More than 100 boxes were taken from Waddesdon Manor, the French-style chateau built by the European banking dynasty near Aylesbury, Bucks, in a meticulously planned night raid that lasted less than two minutes.
The thieves' haul is part of the world's greatest collection of gold boxes, formed over more than a century by Baron Ferdinand de Rothschild, his sister Alice and the present Lord Rothschild.
The family trust that now runs Waddesdon was reluctant to put a value on the stolen items yesterday but one expert in the field said that they were worth several million pounds.
The raid by five men wearing balaclavas and blue boiler suits took place at 2am yesterday. They smashed their way in through a window setting off alarms and headed straight for the gold boxes.
By the time security staff arrived the gang was leaving with more than 100 boxes, mainly 18th century French works of art but including some examples of English craftsmanship.

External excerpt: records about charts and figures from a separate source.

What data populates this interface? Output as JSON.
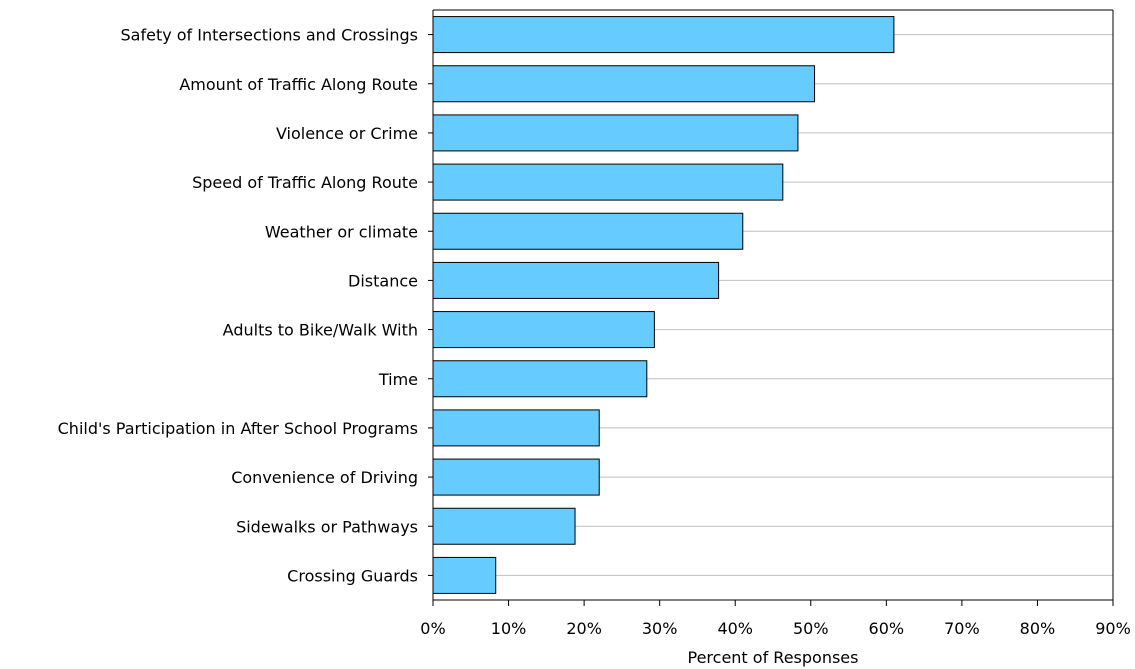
{
  "chart_data": {
    "type": "bar",
    "orientation": "horizontal",
    "categories": [
      "Safety of Intersections and Crossings",
      "Amount of Traffic Along Route",
      "Violence or Crime",
      "Speed of Traffic Along Route",
      "Weather or climate",
      "Distance",
      "Adults to Bike/Walk With",
      "Time",
      "Child's Participation in After School Programs",
      "Convenience of Driving",
      "Sidewalks or Pathways",
      "Crossing Guards"
    ],
    "values": [
      61,
      50.5,
      48.3,
      46.3,
      41,
      37.8,
      29.3,
      28.3,
      22,
      22,
      18.8,
      8.3
    ],
    "xlabel": "Percent of Responses",
    "ylabel": "",
    "xlim": [
      0,
      90
    ],
    "ticks": [
      "0%",
      "10%",
      "20%",
      "30%",
      "40%",
      "50%",
      "60%",
      "70%",
      "80%",
      "90%"
    ],
    "grid": "horizontal lines at each category",
    "bar_color": "#66CCFF",
    "bar_edge_color": "#000000",
    "grid_color": "#C0C0C0"
  }
}
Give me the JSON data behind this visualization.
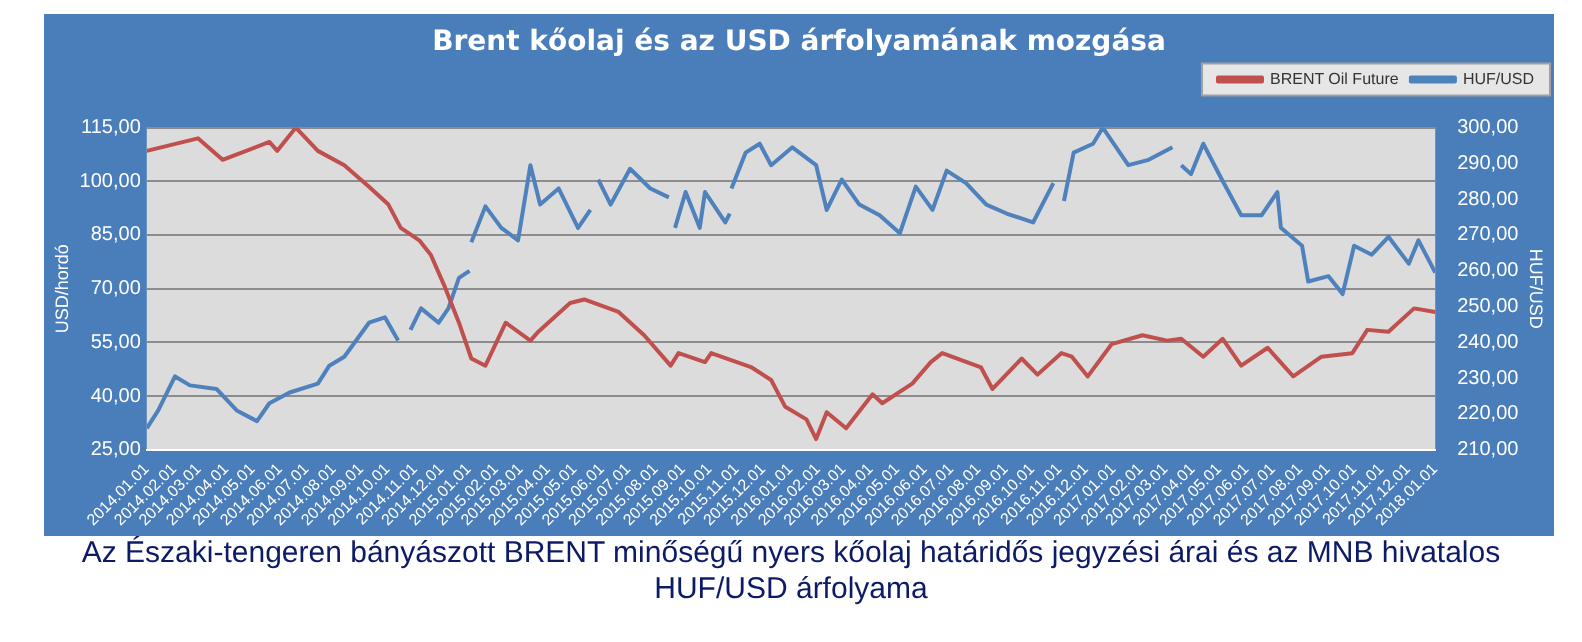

"It was a well-researched job," said a police source. "They had obviously done their homework and knew what they were looking for."
The gang drove off across fields and down a steep embankment in a stolen blue Toyota four-wheel drive vehicle that was later found burned out in the nearby village of Westcott. Detectives are now examining CCTV film that is believed to show the gang breaking into the house.
"This is a very serious loss," said Lord Rothschild. "Waddesdon encapsulates generations of Rothschild collecting and the gold boxes at Waddesdon are among the finest in the world."
It is the second time that gold boxes from Waddesdon have been stolen. In 1983 thieves took a number of pieces which, with one exception, were recovered 18 months later.
Although the men who carried out yesterday's raid knew exactly what they were looking for, it is unlikely that they were stealing to order for a collector. Art theft experts say that such people do not exist.
They may hope to sell them, or they may be planning to demand a ransom. The greatest fear is that they might decide to melt them down. Waddesdon was built on a hilltop overlooking the Aylesbury Vale between 1874 and 1889 by Baron Ferdinand.
A family charitable trust chaired by Lord Rothschild now manages the house for the National Trust and looks after one of Britain's greatest art collections.
The house is open to the public and was visited by 225,000 people last year.